Des agents des forces de l'ordre arrêtent des braconniers et saisissent leurs fusils dans le Akkar, dans la nuit du jeudi 6 au vendredi 7 novembre 2025. Photo envoyée par Michel Hallak
Plusieurs chasseurs de nuit ont été arrêtés dans la nuit de jeudi à vendredi par les Forces de sécurité intérieure (FSI) dans le Akkar, à l’extrême nord du pays, entre les villages de Beino et Bebnine-Abdé, rapporte notre correspondant Michel Hallak. Les agents sont intervenus suite à une plainte d’associations de chasseurs durables et d’écologistes qui suivent de près la chasse illégale au Liban, dans le cadre d’une collaboration entre l’Unité anti-braconnage au Centre de chasse durable du Moyen-Orient (MESHC), la Société de protection de la nature au Liban (SPNL) et le Comité contre le massacre d’oiseaux (CABS).
La saison de chasse n’a pas été ouverte cette année par les ministères de l’Environnement et de l’Agriculture en raison de l’absence d’un Haut conseil de la chasse, celui-ci n’ayant pas été nommé à la fin de l’été. Malgré cela, la chasse illégale sévit dans les différentes régions libanaises, notamment dans le Akkar où de nombreuses plaintes ont été enregistrées depuis début septembre.
Les chasseurs n’enfreignent pas seulement la loi parce que la chasse n’est pas ouverte, mais parce que la plupart d’entre eux ne respectent pas les règles les plus élémentaires de cette activité : ils tirent sur toutes les espèces sans distinction, n’épargnant pas les oiseaux migrateurs protégés au niveau international. L’une de ces règles est l’interdiction de la chasse de nuit.

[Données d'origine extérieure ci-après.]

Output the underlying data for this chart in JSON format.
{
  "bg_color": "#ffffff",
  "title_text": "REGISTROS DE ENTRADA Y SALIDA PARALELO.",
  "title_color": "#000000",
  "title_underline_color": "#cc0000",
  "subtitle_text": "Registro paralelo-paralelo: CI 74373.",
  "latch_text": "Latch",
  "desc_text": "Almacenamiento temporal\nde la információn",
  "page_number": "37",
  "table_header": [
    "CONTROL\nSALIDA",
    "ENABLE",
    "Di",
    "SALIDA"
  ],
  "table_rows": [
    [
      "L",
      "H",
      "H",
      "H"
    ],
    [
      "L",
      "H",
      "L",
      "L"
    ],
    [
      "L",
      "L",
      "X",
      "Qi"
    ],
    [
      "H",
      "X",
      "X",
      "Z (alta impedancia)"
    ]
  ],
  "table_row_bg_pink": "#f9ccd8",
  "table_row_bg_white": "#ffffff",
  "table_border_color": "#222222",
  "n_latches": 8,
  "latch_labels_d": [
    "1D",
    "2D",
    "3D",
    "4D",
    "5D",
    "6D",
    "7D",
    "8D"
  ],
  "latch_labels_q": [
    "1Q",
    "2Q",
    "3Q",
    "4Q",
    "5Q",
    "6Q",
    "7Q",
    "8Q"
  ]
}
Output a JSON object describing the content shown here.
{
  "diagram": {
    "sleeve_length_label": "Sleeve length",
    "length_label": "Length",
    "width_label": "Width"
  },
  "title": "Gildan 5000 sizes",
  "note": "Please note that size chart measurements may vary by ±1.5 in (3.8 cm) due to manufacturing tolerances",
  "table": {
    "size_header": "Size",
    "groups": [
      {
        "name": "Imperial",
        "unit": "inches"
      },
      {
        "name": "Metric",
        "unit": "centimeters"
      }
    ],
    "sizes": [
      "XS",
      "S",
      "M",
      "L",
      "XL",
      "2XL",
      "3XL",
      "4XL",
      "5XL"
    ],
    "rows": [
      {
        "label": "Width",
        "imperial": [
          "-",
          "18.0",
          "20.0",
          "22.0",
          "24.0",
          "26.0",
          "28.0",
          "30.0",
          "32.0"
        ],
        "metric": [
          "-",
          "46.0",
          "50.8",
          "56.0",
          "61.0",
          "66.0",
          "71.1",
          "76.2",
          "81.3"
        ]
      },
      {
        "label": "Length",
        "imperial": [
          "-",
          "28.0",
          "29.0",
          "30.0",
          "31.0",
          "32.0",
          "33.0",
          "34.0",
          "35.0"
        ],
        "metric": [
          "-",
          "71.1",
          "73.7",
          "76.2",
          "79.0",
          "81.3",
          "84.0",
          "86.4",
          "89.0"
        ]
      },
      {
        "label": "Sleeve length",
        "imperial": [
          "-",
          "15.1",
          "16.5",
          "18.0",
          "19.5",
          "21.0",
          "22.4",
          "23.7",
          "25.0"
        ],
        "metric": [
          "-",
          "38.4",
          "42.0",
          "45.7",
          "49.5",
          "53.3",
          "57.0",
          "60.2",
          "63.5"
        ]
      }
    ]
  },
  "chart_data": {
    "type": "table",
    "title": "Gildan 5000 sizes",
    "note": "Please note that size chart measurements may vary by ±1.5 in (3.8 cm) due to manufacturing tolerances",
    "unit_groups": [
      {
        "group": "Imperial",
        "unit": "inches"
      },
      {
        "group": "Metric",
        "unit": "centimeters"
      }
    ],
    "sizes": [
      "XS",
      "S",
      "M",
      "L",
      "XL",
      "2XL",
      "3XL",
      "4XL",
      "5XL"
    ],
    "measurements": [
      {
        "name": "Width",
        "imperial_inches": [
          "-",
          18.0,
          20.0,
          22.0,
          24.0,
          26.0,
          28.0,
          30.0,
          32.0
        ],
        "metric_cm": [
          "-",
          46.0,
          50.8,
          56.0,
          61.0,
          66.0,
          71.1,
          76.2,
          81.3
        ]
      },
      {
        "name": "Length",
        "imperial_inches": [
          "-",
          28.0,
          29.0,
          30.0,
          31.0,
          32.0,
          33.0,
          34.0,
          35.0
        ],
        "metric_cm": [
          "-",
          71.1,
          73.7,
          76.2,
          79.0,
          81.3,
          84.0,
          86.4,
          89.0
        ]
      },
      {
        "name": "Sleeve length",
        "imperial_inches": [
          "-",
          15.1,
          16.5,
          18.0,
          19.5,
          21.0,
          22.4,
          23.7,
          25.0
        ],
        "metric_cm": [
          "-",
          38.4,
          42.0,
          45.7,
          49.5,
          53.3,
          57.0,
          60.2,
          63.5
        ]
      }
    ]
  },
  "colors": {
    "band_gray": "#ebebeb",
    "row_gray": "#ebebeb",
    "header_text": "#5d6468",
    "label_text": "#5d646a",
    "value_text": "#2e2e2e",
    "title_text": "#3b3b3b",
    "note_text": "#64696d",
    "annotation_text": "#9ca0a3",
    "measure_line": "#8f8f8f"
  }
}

Avec ce coup de filet, les forces de l’ordre ont coffré plusieurs de ces contrevenants, les conduisant dans les commissariats et saisissant leurs fusils et les appeaux imitant le son des oiseaux (totalement illégaux), ainsi que les projecteurs utilisés pour la chasse de nuit. D’autres ont fui à travers champs à l’approche de la patrouille, mais, selon notre correspondant, les plaques d’immatriculation de leurs voitures ont été enregistrées, et ils devront être appréhendés ultérieurement.